Il “modello Cuneo”, in genere, viene declinato usando termini come comunità, voglia di fare, dedizione al lavoro, attitudine all’imprenditorialità, capacità di creare reti.
Adesso è il momento di prenderne coscienza e di farlo conoscere, perché, come ha scritto lo storico Valerio Castronovo a Sergio Soave, «se non racconti chi sei, è come se non ci fossi». Inaugurando il nuovo corso che sovverte la proverbiale ritrosia cuneese, l’editore Nino Aragno ha pubblicato quattro volumi, sostenuti dalle Fondazioni Crc e Crt, che sono stati presentati per la prima volta venerdì 2 luglio, al Pala Alba Capitale, “casa” di Alba Capitale della Cultura d’Impresa. «Nessuno mette in dubbio che il “modello Cuneo” esista, perché è un paradigma imprenditoriale ma anche antropologico: noi siamo così», ha spiegato Aragno, «Bruno Ceretto è il “modello Cuneo”; qui c’è gente incredibile. Possiamo discutere, ma è evidente nei fatti e nei dati, e se non lo vogliamo riconoscere è un fatto ideologico».
Denominatore comune, sostiene Aragno, è il saper mettere i doveri prima dei diritti, in un tempo in cui i secondi la fanno da padrone a discapito dei primi. Valorizzare e diffondere questa eccellenza come mai è stato fatto prima d’ora, sottolinea, è «un atto politico».
Il risultato: «L’opera è organizzata così: all’inizio c’è una sintesi di valori, poi ci sono le biografie di alcuni imprenditori, quindi due volumi tecnici. Non è un “come eravamo”, ma un “come siamo”».
La parte dei valori è affidata ad Adriana Castagnoli, storica e saggista autrice de “Il Sistema imprenditoriale cuneese”, con prefazione del presidente della Fondazione Crt Giovanni Quaglia. Dalla sua ricerca, focalizzata sull’ultimo decennio, emerge che il primo segreto del “fenomeno Cuneo” è nella forza delle medie imprese a conduzione familiare che si affiancano alle multinazionali. «Durante la pandemia, ad esempio, l’azienda Merlo ha stretto un accordo con Intesa Sanpaolo per sostenere finanziariamente i suoi fornitori», ha affermato Castagnoli, «Questo significa pensare al territorio non in un’ottica di sfruttamento, ma di conservazione e valorizzazione. Si percepisce il valore familiare al di là dell’impresa, che è gestita proprio come una famiglia: non si tratta di paternalismo, ma di un segnale di attenzione al tessuto sociale».
Gli altri due cardini del “fenomeno Cuneo” sono, secondo Castagnoli, la varietà di settori in cui le imprese sono attive, aspetto che ha consentito di reggere molto meglio rispetto ad altre zone anche all’impatto dell’emergenza Covid, e il traino dell’export.

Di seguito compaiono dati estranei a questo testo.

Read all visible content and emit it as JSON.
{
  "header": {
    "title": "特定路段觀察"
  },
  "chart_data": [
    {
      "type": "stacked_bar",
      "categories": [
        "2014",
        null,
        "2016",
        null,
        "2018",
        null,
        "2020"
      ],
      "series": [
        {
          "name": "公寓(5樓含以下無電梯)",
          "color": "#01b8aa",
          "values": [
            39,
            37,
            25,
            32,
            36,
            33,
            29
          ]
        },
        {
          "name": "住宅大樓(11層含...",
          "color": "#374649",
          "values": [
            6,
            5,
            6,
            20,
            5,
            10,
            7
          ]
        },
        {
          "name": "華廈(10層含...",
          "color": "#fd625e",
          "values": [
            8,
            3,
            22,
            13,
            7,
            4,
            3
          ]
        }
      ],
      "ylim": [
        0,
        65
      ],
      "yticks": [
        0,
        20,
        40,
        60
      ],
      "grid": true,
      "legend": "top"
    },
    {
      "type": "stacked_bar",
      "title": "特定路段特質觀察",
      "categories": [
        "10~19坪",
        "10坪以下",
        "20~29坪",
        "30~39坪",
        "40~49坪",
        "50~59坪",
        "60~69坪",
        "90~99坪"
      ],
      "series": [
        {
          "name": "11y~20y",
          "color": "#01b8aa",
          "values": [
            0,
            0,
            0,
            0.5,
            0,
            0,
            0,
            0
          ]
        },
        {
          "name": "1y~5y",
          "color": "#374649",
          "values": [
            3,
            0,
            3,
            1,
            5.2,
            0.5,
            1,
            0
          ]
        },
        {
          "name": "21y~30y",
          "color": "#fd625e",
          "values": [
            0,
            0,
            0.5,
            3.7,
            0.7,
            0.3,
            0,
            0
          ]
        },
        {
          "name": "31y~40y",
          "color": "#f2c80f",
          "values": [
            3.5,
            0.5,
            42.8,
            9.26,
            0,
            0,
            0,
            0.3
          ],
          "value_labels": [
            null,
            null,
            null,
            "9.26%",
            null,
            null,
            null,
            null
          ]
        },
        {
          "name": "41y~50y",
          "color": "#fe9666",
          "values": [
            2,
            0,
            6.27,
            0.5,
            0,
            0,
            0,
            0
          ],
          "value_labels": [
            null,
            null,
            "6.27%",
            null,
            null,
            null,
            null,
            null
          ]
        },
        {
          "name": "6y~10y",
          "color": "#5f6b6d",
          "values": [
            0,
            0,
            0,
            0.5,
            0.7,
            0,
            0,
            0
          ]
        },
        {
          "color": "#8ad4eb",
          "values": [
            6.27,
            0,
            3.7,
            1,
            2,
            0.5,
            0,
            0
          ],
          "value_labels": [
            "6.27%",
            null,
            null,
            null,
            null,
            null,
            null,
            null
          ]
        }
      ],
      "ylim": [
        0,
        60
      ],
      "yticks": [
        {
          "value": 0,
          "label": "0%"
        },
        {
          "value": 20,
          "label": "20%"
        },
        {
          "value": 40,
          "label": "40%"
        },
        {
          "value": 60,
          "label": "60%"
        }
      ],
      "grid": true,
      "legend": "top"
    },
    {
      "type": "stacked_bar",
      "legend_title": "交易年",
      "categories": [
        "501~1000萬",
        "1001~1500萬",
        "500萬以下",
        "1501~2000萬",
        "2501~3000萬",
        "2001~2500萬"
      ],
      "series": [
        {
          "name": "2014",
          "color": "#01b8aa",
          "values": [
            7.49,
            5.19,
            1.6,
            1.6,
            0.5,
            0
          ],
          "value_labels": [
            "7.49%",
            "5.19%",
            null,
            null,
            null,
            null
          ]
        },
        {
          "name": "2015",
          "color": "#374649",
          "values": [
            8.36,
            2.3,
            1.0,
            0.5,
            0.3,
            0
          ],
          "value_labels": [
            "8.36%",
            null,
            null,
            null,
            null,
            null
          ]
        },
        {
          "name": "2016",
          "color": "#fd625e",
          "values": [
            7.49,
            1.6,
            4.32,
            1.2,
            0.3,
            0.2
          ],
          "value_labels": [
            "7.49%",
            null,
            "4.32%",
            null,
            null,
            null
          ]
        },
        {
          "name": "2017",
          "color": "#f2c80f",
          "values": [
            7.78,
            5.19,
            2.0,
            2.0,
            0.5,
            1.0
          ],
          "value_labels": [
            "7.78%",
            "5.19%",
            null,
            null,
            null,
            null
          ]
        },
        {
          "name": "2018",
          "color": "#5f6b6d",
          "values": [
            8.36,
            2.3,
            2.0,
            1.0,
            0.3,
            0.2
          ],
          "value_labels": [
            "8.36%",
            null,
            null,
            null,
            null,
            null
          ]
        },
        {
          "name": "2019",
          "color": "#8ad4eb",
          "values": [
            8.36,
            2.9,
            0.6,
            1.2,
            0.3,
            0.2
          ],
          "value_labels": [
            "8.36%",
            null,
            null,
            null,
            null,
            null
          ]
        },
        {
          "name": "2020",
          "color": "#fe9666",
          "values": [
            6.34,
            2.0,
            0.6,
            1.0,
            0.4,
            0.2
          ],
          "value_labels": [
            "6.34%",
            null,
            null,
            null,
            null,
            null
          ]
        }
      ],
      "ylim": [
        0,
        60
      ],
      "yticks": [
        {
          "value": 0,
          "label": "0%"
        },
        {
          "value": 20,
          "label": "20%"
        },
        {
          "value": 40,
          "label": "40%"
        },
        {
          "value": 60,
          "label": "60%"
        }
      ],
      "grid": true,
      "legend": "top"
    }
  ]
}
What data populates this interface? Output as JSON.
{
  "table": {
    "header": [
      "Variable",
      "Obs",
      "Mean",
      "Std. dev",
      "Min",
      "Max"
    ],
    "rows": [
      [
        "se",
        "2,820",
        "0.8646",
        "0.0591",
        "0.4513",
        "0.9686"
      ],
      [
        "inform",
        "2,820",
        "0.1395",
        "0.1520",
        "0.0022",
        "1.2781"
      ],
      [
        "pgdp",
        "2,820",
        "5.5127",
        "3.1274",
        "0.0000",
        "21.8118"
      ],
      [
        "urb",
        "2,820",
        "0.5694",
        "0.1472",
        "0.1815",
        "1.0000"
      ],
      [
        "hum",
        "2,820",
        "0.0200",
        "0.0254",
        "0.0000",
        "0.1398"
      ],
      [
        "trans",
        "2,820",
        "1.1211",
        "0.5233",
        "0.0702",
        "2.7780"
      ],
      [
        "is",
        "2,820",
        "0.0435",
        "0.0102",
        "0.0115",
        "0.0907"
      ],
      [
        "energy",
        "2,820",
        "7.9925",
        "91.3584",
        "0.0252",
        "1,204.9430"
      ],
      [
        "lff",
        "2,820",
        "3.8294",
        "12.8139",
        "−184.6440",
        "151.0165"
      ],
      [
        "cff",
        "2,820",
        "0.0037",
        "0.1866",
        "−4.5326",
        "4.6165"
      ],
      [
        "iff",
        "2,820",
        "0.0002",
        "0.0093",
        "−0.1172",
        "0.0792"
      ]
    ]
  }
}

Il volume “Storie di Imprenditori cuneesi” è a cura di Sergio Soave: da Teo Musso del Baladin al patron di Telecupole PierMaria Toselli, passando per Agrimontana, Balocco, Sant’Anna e Satispay: «Abbiamo raccolto 21 testimonianze degli imprenditori che hanno fatto passare la Granda da provincia della “malora” a quello che Castronovo definisce una sorta di Eldorado», è il commento del docente e saggista, «Avventure incredibili, tenuto conto che quasi tutte partono da zero: da Amilcare Merlo che limava le chiavi a mano, alla famiglia Monge che vendeva i polli fuori zona, allo stesso Ceretto. La scelta è stata difficile: avremmo potuto presentarne 121».
Infine, ben due libri trattano, e come potrebbe essere altrimenti, dell’industria dei prodotti della tavola: “Il ruolo determinante del settore agroalimentare nel processo di sviluppo del Cuneese”, a cura di Gabriele Santoro e Alberto Ferraris, e “Agrifood e innovazione: un binomio vincente”, a cura di Giuseppe Tardivo e Francesca Serravalle, da cui si scopre che in letteratura la zona è chiamata “Food Valley”, una specie di “Silicon Valley” dell’enogastronomia.
Nasce così una nuova collana che racconta uno tra i primi distretti economici europei, un ulteriore fiore all’occhiello per Nino Aragno, vero mecenate cuneese, che nel 2013 ha ricevuto la medaglia d’oro ai benemeriti della cultura e dell’arte dal presidente Giorgio Napolitano «per l’originale e meritoria opera editoriale volta al recupero di testi fondamentali, spesso accessibili con difficoltà, della cultura umanistica italiana ed europea, oltre che per la valorizzazione della cultura contemporanea italiana».